Ia pun mengapresiasi kinerja Kejagung yang tetap profesional dalam proses penegakan hukum. Dirinya mengaku baru mengetahui sejumlah konten bermasalah tersebut setelah penyidikan berlangsung.
“Bahwa hingga terdapat konten-konten yang ternyata baru saya ketahui, baru saya ketahui banyak juga di dalam penyidikan ini,” jelasnya.
Sebelumnya, Kejagung menetapkan Marcella Santoso (MS), dosen Junaedi Saibih (JS), serta Direktur Pemberitaan JakTV Tian Bahtiar (TB) sebagai tersangka obstruction of justice. Direktur Penyidikan Jampidsus Abdul Qohar menjelaskan, persekongkolan bermula saat MS dan JS memerintahkan TB untuk menyebarkan narasi negatif terhadap Kejagung.
Narasi tersebut berkaitan dengan penanganan kasus dugaan korupsi timah di wilayah IUP PT Timah Tbk (2015–2022), perkara korupsi impor gula dengan tersangka Tom Lembong, serta kasus ekspor CPO. JS diketahui menyusun narasi dan metodologi perhitungan kerugian negara untuk membantah hasil perhitungan Kejagung, kemudian disebarkan TB melalui media sosial dan berbagai platform daring.
“Kejaksaan pun dinilai negatif dan telah merugikan hak-hak tersangka atau terdakwa yang ditangani tersangka MS dan JS selaku penasihat hukum,” ungkap Qohar.
Selain itu, MS dan JS juga membiayai penyelenggaraan seminar, podcast, dan demonstrasi untuk membentuk opini publik guna mempengaruhi proses persidangan. Seluruh kegiatan tersebut disebarluaskan melalui akun resmi JakTV, TikTok, dan YouTube oleh TB.
“Tujuan mereka jelas, yakni membentuk opini negatif terhadap penyidik agar perkara dapat dibebaskan atau minimal mengganggu konsentrasi penyidikan,” tegas Qohar.
TB disebut menerima dana Rp478,5 juta tanpa kontrak resmi dengan JakTV, yang dinilai sebagai penyalahgunaan wewenang.
Dalam kasus ini, Kejagung juga menetapkan M Adhiya Muzakki (MAM) sebagai tersangka.
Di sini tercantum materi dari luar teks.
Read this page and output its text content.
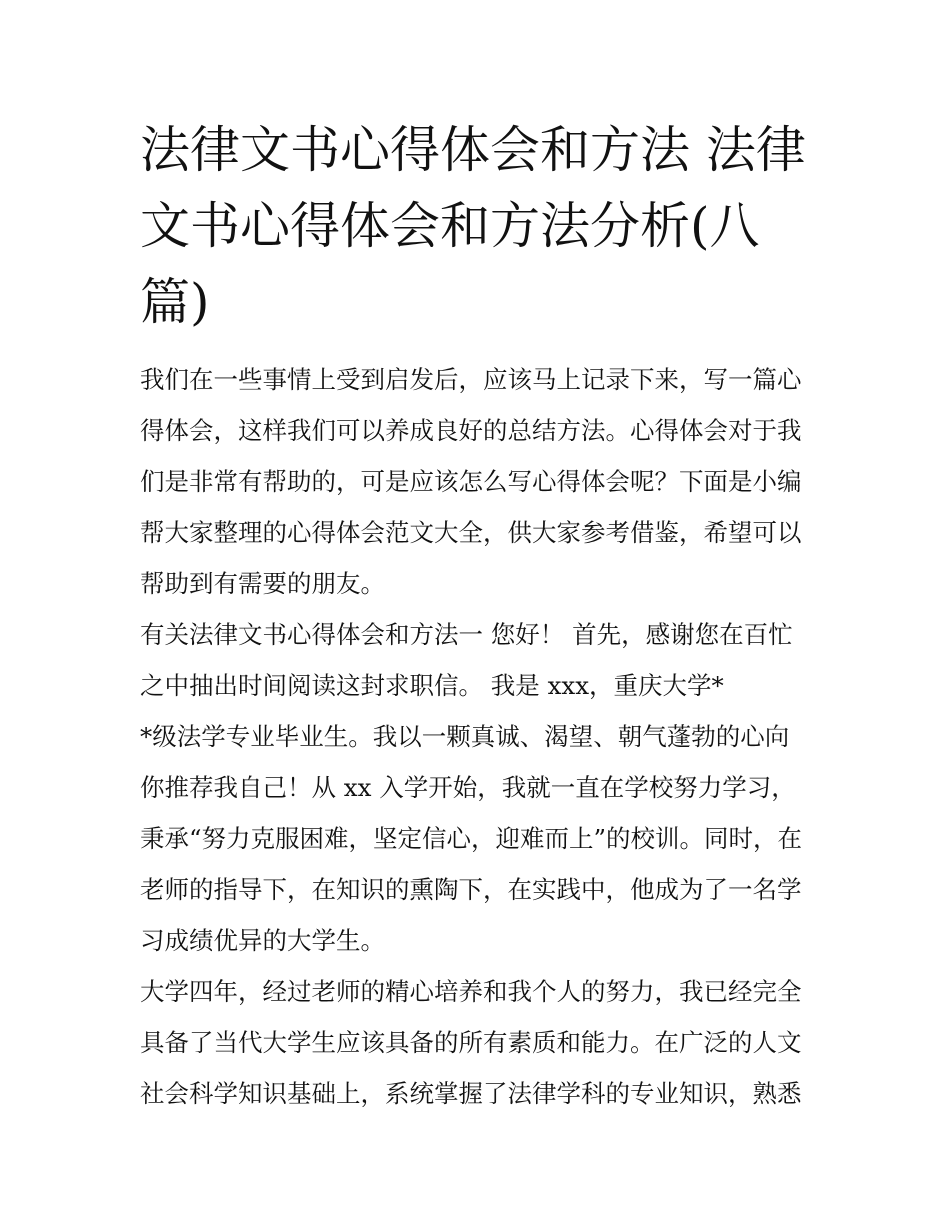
法律文书心得体会和方法 法律文书心得体会和方法分析(八篇)
我们在一些事情上受到启发后，应该马上记录下来，写一篇心
得体会，这样我们可以养成良好的总结方法。心得体会对于我
们是非常有帮助的，可是应该怎么写心得体会呢？下面是小编
帮大家整理的心得体会范文大全，供大家参考借鉴，希望可以
帮助到有需要的朋友。
有关法律文书心得体会和方法一 您好！ 首先，感谢您在百忙
之中抽出时间阅读这封求职信。 我是 xxx，重庆大学*
*级法学专业毕业生。我以一颗真诚、渴望、朝气蓬勃的心向
你推荐我自己！从 xx 入学开始，我就一直在学校努力学习，
秉承“努力克服困难，坚定信心，迎难而上”的校训。同时，在
老师的指导下，在知识的熏陶下，在实践中，他成为了一名学
习成绩优异的大学生。
大学四年，经过老师的精心培养和我个人的努力，我已经完全
具备了当代大学生应该具备的所有素质和能力。在广泛的人文
社会科学知识基础上，系统掌握了法律学科的专业知识，熟悉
Bersama MS, JS, dan TB, ia diduga menyusun serta menyebarkan konten negatif terkait ketiga perkara yang ditangani Kejagung.
“Tersangka MAM dan tersangka TB bersepakat dengan tersangka MS dan tersangka JS untuk membuat berita-berita negatif dan konten-konten negatif yang menyudutkan Kejaksaan Agung,” tutur Qohar.
MAM diketahui membentuk lima tim buzzer bernama Mustafa I–V yang melibatkan 150 orang, masing-masing menerima bayaran Rp1,5 juta untuk menyebar komentar negatif di media sosial. Ia juga memproduksi video berisi pernyataan MS dan JS yang membantah keabsahan perhitungan kerugian negara versi Kejagung.
Tak hanya itu, MAM turut menghilangkan barang bukti berupa telepon genggam yang berisi percakapannya dengan MS dan JS.
“Tujuan mereka membentuk opini negatif kepada penyidik dan pimpinan Kejagung agar perkara gagal atau tidak terbukti,” kata Qohar.
Atas perannya sebagai koordinator buzzer, MAM menerima dana Rp864,5 juta dari MS melalui staf keuangan Ariyanto Arnaldo Law Firm (AALF).
Para tersangka dijerat Pasal 21 Undang-Undang Nomor 31 Tahun 1999 tentang Pemberantasan Tindak Pidana Korupsi sebagaimana telah diubah dengan UU Nomor 20 Tahun 2001 juncto Pasal 55 ayat (1) ke-1 KUHP.